I understand how to take cubic root of both positive and negative numbers. But when trying to use apply
-lambda
method to efficiently process all elements of a dataframe, I run into an ambiguity issue. Interestingly, this error does not arise with equalities, so I am wondering what could be wrong with the code:
sample[columns]=sample[columns].apply(lambda x: (-1)*np.power(-x,1./3) if x<0 else np.power(x,1./3))
It looks like you are passing a list or array of column names. I assume this because your variable name is plural with an s
at the end. If this is the case, then sample[columns]

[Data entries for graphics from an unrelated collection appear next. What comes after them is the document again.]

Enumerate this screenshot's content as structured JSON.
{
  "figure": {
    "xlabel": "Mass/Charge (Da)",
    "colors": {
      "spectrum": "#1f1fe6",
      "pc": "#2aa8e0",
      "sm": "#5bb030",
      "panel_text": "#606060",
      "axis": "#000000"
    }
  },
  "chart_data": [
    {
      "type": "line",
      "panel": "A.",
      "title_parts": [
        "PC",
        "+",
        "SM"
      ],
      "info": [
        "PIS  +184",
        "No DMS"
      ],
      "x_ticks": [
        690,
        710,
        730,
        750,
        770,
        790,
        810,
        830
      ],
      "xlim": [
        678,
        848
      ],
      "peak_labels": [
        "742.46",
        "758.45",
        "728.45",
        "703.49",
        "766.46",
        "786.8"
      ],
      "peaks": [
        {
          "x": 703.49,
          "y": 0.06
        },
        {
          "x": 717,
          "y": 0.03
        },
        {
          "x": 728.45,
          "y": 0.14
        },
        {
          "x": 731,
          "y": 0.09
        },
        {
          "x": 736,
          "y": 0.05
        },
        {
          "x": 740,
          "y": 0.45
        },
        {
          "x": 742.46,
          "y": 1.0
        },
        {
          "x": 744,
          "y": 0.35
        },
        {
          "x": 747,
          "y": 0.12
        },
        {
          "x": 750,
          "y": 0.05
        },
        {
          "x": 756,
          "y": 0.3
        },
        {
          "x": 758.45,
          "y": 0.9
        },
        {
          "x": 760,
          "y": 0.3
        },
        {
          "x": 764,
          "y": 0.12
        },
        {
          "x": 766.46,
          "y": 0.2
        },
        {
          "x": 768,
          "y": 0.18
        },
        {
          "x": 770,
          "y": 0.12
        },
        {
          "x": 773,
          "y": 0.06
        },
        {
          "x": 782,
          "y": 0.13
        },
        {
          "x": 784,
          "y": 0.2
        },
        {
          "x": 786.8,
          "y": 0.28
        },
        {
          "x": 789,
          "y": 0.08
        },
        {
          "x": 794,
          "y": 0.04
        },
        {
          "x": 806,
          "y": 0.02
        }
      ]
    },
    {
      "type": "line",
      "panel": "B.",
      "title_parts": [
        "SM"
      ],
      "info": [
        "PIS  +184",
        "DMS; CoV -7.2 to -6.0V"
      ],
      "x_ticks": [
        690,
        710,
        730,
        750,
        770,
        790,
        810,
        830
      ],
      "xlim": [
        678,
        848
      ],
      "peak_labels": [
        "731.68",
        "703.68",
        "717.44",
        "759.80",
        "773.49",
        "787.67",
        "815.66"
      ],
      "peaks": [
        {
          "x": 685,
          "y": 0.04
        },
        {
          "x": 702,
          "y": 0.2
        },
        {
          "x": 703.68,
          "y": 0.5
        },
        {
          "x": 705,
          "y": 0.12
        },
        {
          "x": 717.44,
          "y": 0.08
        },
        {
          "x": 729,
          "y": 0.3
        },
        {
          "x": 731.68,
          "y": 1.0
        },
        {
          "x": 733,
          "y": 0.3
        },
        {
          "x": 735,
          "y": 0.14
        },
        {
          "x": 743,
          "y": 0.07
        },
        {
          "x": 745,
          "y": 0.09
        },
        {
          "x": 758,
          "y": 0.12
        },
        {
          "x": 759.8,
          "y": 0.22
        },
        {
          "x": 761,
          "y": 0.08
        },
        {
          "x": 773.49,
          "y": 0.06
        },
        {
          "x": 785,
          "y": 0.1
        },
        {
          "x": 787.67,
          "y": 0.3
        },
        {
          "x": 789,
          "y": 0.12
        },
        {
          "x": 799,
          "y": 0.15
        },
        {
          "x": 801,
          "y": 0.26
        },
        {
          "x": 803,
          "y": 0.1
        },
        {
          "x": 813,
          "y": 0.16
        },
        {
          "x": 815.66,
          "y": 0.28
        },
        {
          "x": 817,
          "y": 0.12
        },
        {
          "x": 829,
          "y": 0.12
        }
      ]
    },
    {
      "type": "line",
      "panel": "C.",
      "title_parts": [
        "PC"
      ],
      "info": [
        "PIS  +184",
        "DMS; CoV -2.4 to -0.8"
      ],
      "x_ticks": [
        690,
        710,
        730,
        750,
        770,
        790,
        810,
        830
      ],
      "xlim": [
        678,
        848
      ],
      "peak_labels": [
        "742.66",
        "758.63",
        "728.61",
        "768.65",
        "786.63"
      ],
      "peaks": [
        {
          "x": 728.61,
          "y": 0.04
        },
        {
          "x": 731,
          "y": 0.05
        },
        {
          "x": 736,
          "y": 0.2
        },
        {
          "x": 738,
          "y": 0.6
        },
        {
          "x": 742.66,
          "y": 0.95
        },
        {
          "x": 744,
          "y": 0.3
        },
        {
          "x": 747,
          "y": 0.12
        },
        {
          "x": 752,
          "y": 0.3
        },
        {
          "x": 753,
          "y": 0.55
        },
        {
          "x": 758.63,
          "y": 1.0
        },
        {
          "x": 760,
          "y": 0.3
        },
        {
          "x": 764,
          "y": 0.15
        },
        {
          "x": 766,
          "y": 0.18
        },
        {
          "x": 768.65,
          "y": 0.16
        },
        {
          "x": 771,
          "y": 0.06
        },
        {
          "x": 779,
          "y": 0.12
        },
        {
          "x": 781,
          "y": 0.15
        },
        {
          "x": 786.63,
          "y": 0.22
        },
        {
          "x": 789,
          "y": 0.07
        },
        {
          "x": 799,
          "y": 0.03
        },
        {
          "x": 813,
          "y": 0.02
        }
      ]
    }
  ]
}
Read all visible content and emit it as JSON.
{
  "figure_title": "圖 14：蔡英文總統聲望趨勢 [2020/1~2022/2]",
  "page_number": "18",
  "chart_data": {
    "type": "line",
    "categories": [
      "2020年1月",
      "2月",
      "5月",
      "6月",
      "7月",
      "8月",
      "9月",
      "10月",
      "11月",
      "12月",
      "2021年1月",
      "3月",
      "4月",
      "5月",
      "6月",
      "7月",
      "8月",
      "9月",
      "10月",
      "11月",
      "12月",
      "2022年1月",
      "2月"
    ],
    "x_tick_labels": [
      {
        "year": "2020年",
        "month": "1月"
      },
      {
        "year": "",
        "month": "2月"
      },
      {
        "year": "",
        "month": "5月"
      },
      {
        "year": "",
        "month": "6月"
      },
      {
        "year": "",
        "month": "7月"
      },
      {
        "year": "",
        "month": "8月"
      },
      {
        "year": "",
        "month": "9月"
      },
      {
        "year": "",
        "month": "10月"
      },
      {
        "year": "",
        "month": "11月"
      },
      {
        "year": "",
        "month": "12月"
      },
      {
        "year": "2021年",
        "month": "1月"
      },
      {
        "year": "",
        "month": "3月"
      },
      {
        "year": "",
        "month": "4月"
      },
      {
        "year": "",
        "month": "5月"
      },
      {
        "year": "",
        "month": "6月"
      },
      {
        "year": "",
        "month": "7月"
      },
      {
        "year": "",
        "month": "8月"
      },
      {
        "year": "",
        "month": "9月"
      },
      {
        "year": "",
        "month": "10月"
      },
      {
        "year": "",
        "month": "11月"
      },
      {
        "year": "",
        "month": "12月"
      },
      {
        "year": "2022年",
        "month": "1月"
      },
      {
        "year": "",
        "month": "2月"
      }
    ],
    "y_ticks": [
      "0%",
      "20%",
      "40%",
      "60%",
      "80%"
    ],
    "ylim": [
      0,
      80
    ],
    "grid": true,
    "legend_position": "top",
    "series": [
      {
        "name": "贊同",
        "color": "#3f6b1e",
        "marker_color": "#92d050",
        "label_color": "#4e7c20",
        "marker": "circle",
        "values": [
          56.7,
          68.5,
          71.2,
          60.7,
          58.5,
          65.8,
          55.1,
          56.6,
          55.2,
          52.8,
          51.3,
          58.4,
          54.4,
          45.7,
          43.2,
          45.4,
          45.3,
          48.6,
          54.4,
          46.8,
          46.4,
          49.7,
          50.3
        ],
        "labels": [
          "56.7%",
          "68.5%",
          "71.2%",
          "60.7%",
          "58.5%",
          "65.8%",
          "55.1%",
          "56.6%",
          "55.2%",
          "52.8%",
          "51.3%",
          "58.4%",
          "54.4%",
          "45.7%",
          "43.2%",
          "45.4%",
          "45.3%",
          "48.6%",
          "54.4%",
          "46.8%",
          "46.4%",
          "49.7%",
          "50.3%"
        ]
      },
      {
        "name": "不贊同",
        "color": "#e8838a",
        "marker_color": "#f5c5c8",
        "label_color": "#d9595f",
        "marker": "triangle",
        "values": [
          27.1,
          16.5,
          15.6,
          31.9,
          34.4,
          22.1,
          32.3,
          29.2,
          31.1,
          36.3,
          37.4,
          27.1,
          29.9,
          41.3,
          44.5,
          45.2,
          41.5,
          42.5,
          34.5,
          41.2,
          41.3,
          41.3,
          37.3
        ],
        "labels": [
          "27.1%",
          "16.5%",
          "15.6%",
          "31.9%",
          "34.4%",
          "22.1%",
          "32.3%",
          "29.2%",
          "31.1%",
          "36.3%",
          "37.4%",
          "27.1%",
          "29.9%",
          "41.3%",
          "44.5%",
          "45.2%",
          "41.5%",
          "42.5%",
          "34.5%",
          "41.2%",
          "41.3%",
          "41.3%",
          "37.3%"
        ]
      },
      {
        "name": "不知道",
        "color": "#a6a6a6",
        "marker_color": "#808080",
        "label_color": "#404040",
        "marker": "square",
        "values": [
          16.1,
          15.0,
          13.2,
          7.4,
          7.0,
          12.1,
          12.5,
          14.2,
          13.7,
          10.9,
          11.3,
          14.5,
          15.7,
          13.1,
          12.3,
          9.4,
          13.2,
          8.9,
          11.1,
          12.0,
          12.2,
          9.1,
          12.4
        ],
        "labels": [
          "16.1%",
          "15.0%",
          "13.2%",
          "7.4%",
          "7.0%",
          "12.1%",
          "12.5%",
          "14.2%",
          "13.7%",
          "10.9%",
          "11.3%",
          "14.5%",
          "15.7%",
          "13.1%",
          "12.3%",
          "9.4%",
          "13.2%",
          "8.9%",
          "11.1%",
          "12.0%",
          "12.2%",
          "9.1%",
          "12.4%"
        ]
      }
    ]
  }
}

is a dataframe. This is an issue because apply
iterates through each column, passing that column the lambda
you passed to apply
. So you get
(-1) * np.power(-series_object, -1./3) if series_object < 0 else...
And it's the series_object < 0
that is messing things up because you are asking for the truthiness of a whole series being less than zero.
applymap
f = lambda x: -np.power(-x, 1./3) if x < 0 else np.power(x, 1./3)
sample[columns] = sample[columns].applymap(f)
That said, I'd use a lambda
defined as follows
f = lambda x: np.sign(x) * np.power(abs(x), 1./3)
Then you could perform this on the entire dataframe
np.random.seed([3,1415])
df = pd.DataFrame(np.random.randint(-10, 10, (5, 5)))
df
0 1 2 3 4
0 6 1 -8 0 5
1 3 1 3 9 -2
2 -10 2 -10 -8 -10
3 -3 9 3 8 2
4 -6 -7 9 3 -3
f = lambda x: np.sign(x) * np.power(abs(x), 1./3)
f(df)
0 1 2 3 4
0 1.817121 1.000000 -2.000000 0.000000 1.709976
1 1.442250 1.000000 1.442250 2.080084 -1.259921
2 -2.154435 1.259921 -2.154435 -2.000000 -2.154435
3 -1.442250 2.080084 1.442250 2.000000 1.259921
4 -1.817121 -1.912931 2.080084 1.442250 -1.442250
Same as
df.applymap(f)
0 1 2 3 4
0 1.817121 1.000000 -2.000000 0.000000 1.709976
1 1.442250 1.000000 1.442250 2.080084 -1.259921
2 -2.154435 1.259921 -2.154435 -2.000000 -2.154435
3 -1.442250 2.080084 1.442250 2.000000 1.259921
4 -1.817121 -1.912931 2.080084 1.442250 -1.442250
Check for equality
df.applymap(f).equals(f(df))
True
And its faster
%timeit df.applymap(f)
%timeit f(df)
1000 loops, best of 3: 1.11 ms per loop
1000 loops, best of 3: 473 µs per loop
It doesn't have to be complicated, simply use NumPys cube-root function: np.cbrt
:
df[columns] = np.cbrt(df[columns])
It requires NumPy >= 1.10
though.
For older versions you could use np.absolute
and np.sign
instead of using conditionals:
df[columns] = df[columns].apply(lambda x: np.power(np.absolute(x), 1./3) * np.sign(x))
This calculates the cube root of the absolute and then changes the sign appropriatly.